Isaiah 2:5-22 - Arthur Peake's Commentary on the Bible

Bible Comments

The Day of Yahweh. A poem dating from Isaiah's earliest period, dealing first with the sin, then with the judgment, of Israel. The text has been badly preserved. Probably the refrain which we find in various forms in Isaiah 2:10; Isaiah 2:19; Isaiah 2:21, stood at the beginning of the poem, before Isaiah 2:6 (Isaiah 2:5 being an editorial link). Another refrain occurs in Isaiah 2:11; Isaiah 2:17, and a variant of it in Isaiah 2:9 and in Isaiah 5:15. Probably each part began and ended with the same refrains. The first part may have consisted of Isaiah 2:19; Isaiah 2:6-8; Isaiah 2:11; the second part of Isaiah 2:10; Isaiah 2:12-18. In that case Isaiah 2:20 is a later addition. Isaiah 2:22 is absent from the LXX, and is the reflection of a reader.

Yahweh has forsaken Israel, for its wealth and idolatry. The people may well cower in the caves of the rocks and the holes of the earth, for the Day of Yahweh (cf. Amos 5:18-20) is at hand. It comes in storm and earthquake, which works wild havoc on land and sea, smiting low all that is exalted, the works of nature and man alike, that Yahweh alone may be high and lifted up, as the prophet had seen Him in his vision (Isaiah 6:1). Thus the pride of man is abased before God, when the fortresses and ships in which he trusted are brought to nought. The path of destruction is from Lebanon with its cedars and Bashan with its oaks, southward and westward to Israel's towers and fortifications, and then westward still to the Mediterranean, where it strikes the Phœ nician ships, or perhaps southward to Elath, the port on the Gulf of Akabah, now Judah's, but shortly to be captured from her in the war with Syria and Ephraim (2 Kings 14:22; 2 Kings 16:6).

Isaiah 2:6. Perhaps we should read filled with sorcery or sorcerers (but see Grays note).

Isaiah 2:7. The prophets were hostile to wealth because it dulled the spiritual sensibilities and caused men to forget God; to horses, because they were used for war and men trusted in them rather than in God.

Isaiah 2:16. ships of Tarshish: probably Tartessus in Spain, at the mouth of the Guadalquivir (Psalms 48:7 *). The ships may have been such as were used for the Tarshish trade, not necessarily such as actually went there. pleasant imagery: sense uncertain; read perhaps costly barks (ṣ? ephinô th for sekiyô th).

Isaiah 2:5-22

5 O house of Jacob, come ye, and let us walk in the light of the LORD.
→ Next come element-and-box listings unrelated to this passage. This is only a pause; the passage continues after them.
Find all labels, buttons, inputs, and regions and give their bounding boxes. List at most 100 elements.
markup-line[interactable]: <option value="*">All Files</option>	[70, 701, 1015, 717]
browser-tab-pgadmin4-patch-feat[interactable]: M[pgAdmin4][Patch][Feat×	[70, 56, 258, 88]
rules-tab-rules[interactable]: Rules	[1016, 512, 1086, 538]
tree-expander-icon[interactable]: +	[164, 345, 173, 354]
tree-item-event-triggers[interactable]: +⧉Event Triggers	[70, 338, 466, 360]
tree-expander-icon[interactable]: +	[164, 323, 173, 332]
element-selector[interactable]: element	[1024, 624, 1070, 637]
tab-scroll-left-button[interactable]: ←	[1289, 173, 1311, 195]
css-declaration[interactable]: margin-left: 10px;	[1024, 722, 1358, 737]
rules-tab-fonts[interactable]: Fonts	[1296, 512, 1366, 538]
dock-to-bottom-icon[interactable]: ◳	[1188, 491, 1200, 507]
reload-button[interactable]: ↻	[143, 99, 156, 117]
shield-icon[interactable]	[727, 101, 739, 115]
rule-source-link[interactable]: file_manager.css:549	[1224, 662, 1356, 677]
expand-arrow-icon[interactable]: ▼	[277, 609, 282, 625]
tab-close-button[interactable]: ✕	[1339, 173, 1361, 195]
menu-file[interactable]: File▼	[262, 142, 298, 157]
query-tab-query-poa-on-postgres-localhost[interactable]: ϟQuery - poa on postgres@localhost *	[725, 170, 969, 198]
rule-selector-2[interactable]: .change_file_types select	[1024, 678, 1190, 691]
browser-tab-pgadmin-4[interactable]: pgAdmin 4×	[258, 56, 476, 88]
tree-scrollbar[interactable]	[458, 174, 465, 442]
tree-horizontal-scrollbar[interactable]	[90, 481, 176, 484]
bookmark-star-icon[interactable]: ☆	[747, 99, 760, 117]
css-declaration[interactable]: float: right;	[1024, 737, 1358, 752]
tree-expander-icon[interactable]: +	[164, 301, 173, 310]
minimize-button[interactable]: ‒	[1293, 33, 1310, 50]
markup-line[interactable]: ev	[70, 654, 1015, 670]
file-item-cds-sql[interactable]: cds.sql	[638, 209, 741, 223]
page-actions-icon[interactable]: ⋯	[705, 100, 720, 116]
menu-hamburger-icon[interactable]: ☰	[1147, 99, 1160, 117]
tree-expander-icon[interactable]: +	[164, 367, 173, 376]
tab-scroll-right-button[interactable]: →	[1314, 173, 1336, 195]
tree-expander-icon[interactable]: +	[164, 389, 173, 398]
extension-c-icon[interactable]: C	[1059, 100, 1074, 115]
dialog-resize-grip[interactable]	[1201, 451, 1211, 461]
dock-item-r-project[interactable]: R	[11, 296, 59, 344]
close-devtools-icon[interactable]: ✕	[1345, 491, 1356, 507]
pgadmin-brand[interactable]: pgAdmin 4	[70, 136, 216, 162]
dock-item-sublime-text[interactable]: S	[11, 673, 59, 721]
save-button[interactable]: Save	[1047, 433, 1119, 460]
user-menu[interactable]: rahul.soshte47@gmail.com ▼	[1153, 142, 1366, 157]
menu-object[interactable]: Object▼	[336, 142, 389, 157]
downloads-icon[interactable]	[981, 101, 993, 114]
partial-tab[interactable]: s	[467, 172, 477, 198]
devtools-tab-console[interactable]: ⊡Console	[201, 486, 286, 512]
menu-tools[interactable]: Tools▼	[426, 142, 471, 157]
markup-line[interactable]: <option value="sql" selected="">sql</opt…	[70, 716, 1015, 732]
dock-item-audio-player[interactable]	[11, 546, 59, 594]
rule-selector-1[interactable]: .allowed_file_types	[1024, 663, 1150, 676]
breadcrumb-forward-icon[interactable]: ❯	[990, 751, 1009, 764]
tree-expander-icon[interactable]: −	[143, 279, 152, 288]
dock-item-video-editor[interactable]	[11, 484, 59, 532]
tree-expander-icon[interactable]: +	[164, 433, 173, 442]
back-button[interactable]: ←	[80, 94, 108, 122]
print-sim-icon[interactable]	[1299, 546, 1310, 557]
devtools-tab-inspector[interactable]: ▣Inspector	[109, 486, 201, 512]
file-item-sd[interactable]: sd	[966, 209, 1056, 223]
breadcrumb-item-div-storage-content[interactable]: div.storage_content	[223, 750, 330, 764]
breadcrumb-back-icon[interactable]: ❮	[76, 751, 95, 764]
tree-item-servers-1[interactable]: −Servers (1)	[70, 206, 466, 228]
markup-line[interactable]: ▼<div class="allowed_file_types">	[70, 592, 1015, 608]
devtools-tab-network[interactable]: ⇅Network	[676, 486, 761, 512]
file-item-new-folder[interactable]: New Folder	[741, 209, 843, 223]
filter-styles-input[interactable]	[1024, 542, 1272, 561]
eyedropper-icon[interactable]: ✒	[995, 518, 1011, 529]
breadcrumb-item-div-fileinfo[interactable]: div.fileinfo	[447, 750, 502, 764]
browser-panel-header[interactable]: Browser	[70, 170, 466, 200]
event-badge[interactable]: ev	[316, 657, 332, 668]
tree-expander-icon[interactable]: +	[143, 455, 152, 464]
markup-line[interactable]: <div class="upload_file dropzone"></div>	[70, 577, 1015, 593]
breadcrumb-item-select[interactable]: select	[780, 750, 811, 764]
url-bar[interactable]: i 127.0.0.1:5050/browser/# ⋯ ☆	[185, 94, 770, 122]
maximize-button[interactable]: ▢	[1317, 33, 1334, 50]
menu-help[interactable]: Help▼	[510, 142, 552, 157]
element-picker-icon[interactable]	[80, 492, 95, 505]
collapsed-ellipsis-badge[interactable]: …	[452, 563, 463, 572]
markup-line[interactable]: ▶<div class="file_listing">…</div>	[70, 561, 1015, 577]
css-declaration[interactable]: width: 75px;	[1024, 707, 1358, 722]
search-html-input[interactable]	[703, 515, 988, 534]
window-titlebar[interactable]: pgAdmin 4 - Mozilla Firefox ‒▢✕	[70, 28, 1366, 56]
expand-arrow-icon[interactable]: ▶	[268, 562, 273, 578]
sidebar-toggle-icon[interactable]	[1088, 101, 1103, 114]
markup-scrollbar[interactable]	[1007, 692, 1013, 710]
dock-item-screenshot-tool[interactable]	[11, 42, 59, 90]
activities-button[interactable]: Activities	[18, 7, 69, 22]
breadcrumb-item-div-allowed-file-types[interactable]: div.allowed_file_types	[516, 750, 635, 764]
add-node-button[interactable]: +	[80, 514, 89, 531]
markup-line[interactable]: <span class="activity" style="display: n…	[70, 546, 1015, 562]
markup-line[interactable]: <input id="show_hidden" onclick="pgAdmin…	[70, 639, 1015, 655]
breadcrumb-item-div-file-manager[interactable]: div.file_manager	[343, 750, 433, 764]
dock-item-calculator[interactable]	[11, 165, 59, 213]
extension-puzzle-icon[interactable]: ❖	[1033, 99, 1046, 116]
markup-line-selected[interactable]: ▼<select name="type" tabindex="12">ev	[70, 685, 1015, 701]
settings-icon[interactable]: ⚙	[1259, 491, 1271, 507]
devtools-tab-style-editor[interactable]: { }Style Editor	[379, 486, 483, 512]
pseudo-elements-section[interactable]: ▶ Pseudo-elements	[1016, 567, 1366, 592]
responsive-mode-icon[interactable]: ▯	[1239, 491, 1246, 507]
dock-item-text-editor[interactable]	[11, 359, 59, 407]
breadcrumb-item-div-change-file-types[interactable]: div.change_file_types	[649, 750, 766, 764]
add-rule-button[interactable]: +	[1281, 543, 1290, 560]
6 Therefore thou hast forsaken thy people the house of Jacob, because they be replenished from the east, and are soothsayers like the Philistines, and they please themselves in the children of strangers.

7 Their land also is full of silver and gold, neither is there any end of their treasures; their land is also full of horses, neither is there any end of their chariots:

8 Their land also is full of idols; they worship the work of their own hands, that which their own fingers have made:

9 And the mean man boweth down, and the great man humbleth himself: therefore forgive them not.

10 Enter into the rock, and hide thee in the dust, for fear of the LORD, and for the glory of his majesty.

11 The lofty looks of man shall be humbled, and the haughtiness of men shall be bowed down, and the LORD alone shall be exalted in that day.

12 For the day of the LORD of hosts shall be upon every one that is proud and lofty, and upon every one that is lifted up; and he shall be brought low:

13 And upon all the cedars of Lebanon, that are high and lifted up, and upon all the oaks of Bashan,

14 And upon all the high mountains, and upon all the hills that are lifted up,

15 And upon every high tower, and upon every fenced wall,

16 And upon all the ships of Tarshish, and upon all pleasantc pictures.

17 And the loftiness of man shall be bowed down, and the haughtiness of men shall be made low: and the LORD alone shall be exalted in that day.

18 And the idols he shall utterly abolish.

19 And they shall go into the holes of the rocks, and into the caves of the earth,d for fear of the LORD, and for the glory of his majesty, when he ariseth to shake terribly the earth.

20 In that day a man shall cast his idols of silver, and his idols of gold, which they made each one for himself to worship, to the moles and to the bats;

21 To go into the clefts of the rocks, and into the tops of the ragged rocks, for fear of the LORD, and for the glory of his majesty, when he ariseth to shake terribly the earth.

22 Cease ye from man, whose breath is in his nostrils: for wherein is he to be accounted of?